Meet the Generals: Jasper Adalmorn Maltby, Gunsmith

Jasper Adalmorn Maltby was born in Kingsville, Ohio on November 3, 1826.  He lived in Ohio until he came back from the Mexican War. He subsequently moved to Galena, Illinois, and became a gunsmith, living in a room above the shop with his wife and son. 

Maltby is noted as being one of the first inventors of a telescopic sights for rifles. 

With the outbreak of the Civil War, Maltby enlisted as a private in the 45th Illinois Infantry (known as the "Lead Mine Regiment") on December 26, 1861. He was elected as the regiment's lieutenant colonel that same day. He participated in the 1862 attack on Fort Donelson in Tennessee, and was wounded in the elbow and both thighs. He was eventually shipped home to Galena to recuperate. After his recovery, he was promoted to colonel.
The following year he commanded his Illinois troops in Ulysses S. Grant's operations against the Confederate defenses of Vicksburg, Mississippi. Maltby was again wounded during an attack on Fort Hill on June 25. Union troops had tunneled under the 3rd Louisiana Redan and packed the mine with 2,200 pounds of gunpowder. The resulting explosion blew apart the Confederate lines, while troops from John A. Logan's division of the XVII Corps followed the blast with an infantry assault. Maltby's 45th Illinois charged into the 40-foot (12 m) diameter, 12-foot (3.7 m) deep crater with ease, but were stopped by recovering Confederate infantry. The Union soldiers became pinned down while the defenders rolled artillery shells with short fuses into the pit with deadly results. Maltby suffered severe injuries to his head and right side and never fully recovered, but was able to continue in the army.
He was promoted to brigadier general on August 4, 1863. On September 8, he took command of the 3rd Brigade, 3rd Division, of the XVII Corps in the Army of the Tennessee. For much of 1864, his brigade was in the 1st Division of the Department of Vicksburg, but for part of summer was temporarily commanded by Colonel John H. Howe while Maltby recovered from complications from his Vicksburg wounds. Maltby's Brigade remained in Vicksburg throughout the year while much of the army fought in northern Georgia and later in Tennessee.
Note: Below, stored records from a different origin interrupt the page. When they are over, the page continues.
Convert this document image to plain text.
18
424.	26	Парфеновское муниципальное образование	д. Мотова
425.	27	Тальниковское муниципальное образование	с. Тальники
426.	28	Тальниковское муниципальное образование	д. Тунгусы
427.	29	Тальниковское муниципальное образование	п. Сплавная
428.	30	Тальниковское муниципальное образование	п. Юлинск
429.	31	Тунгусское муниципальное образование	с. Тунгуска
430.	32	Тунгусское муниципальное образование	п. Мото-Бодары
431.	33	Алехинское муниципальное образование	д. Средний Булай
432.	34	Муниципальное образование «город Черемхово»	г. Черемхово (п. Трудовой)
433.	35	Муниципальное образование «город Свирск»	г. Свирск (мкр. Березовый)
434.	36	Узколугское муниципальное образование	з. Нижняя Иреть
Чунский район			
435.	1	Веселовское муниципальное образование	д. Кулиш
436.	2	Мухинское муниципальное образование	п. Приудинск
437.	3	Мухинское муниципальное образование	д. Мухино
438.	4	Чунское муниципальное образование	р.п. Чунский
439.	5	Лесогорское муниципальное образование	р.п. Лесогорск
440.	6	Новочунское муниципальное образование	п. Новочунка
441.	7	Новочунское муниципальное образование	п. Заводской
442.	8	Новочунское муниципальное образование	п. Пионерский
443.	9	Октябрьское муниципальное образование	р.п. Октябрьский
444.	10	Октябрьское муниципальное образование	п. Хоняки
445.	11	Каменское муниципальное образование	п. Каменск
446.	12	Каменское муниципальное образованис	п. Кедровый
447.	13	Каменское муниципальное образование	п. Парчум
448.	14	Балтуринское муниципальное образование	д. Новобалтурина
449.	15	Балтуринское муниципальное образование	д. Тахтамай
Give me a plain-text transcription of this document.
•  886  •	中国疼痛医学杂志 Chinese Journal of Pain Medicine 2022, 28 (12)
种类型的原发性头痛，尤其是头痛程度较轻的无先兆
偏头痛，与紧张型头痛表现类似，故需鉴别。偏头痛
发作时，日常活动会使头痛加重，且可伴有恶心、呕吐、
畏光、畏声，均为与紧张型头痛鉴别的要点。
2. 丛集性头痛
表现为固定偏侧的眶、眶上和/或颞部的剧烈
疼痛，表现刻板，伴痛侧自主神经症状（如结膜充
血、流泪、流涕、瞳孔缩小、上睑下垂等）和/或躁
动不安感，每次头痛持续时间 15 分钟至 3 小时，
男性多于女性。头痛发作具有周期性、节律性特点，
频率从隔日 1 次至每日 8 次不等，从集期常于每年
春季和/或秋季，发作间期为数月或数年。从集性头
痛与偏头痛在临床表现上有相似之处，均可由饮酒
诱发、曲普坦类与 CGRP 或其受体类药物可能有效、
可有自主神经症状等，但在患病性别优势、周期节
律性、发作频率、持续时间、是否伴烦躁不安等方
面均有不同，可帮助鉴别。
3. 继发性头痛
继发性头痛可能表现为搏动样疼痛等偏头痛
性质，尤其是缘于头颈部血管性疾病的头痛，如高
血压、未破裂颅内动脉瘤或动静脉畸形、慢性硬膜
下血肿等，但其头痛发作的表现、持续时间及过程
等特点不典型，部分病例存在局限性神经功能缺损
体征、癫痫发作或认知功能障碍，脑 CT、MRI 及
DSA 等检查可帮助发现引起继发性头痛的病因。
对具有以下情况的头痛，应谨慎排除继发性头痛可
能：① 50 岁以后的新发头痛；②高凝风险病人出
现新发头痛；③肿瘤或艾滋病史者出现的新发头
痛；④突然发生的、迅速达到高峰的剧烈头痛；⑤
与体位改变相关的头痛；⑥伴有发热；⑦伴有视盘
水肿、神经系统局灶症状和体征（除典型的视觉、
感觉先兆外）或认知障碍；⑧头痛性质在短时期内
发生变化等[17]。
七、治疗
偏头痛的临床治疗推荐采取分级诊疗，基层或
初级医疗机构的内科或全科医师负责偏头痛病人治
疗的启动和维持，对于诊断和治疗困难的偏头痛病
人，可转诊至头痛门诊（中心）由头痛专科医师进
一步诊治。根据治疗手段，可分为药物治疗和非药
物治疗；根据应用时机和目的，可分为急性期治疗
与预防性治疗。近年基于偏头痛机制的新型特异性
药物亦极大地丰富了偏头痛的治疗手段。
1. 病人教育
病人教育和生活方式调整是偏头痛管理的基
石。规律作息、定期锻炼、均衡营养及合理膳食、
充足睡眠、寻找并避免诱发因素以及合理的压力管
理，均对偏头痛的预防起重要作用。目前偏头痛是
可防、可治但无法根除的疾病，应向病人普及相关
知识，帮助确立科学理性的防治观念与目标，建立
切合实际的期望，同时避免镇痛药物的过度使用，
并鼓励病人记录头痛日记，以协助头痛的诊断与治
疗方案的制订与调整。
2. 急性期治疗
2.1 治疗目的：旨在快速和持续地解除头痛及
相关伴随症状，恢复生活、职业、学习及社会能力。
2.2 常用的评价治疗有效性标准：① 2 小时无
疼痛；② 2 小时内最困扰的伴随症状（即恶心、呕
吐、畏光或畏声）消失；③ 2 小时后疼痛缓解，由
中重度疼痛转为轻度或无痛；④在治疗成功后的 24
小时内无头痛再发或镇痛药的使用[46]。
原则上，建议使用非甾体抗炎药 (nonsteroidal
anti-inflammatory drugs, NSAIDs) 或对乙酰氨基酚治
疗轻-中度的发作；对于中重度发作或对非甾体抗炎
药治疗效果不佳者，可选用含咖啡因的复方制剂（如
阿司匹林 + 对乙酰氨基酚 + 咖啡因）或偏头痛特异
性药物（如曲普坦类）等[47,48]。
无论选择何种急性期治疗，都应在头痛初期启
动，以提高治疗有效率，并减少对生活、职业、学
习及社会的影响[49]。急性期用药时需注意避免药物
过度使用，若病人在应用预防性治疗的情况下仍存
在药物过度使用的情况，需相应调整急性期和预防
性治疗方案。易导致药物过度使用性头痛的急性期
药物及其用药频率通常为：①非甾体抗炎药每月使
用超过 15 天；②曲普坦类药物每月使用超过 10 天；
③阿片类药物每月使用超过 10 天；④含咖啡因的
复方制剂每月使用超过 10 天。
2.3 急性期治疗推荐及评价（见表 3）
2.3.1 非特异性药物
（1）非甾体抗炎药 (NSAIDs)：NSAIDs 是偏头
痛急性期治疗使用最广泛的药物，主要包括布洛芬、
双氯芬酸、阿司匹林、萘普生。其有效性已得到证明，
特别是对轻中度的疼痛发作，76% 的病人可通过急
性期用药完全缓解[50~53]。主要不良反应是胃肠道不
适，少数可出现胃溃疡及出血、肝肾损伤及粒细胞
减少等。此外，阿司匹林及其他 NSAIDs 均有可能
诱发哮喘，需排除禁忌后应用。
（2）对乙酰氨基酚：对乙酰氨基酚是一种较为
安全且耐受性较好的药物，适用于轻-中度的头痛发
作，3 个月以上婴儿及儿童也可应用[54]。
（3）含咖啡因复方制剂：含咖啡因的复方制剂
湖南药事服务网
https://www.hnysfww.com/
After the war, Maltby remained in Vicksburg in the Regular Army. He served as the city's military governor from September 6, 1867, until December 12 when he stepped down due to illness. Maltby died ten days later in Vicksburg from either yellow fever or a cardiac arrest. His body was returned to Galena and buried there in Greenwood Cemetery.
His brother William H. Maltby was the captain of a Confederate artillery battery and was taken as a prisoner of war in a skirmish on Mustang Island along the Texas Gulf Coast. Jasper Maltby used his influence to get his brother released and sent to Vicksburg until he could be exchanged.

As noted in the previous blog post, the remaining generals in this series will not have as much information as the previous three we have discussed.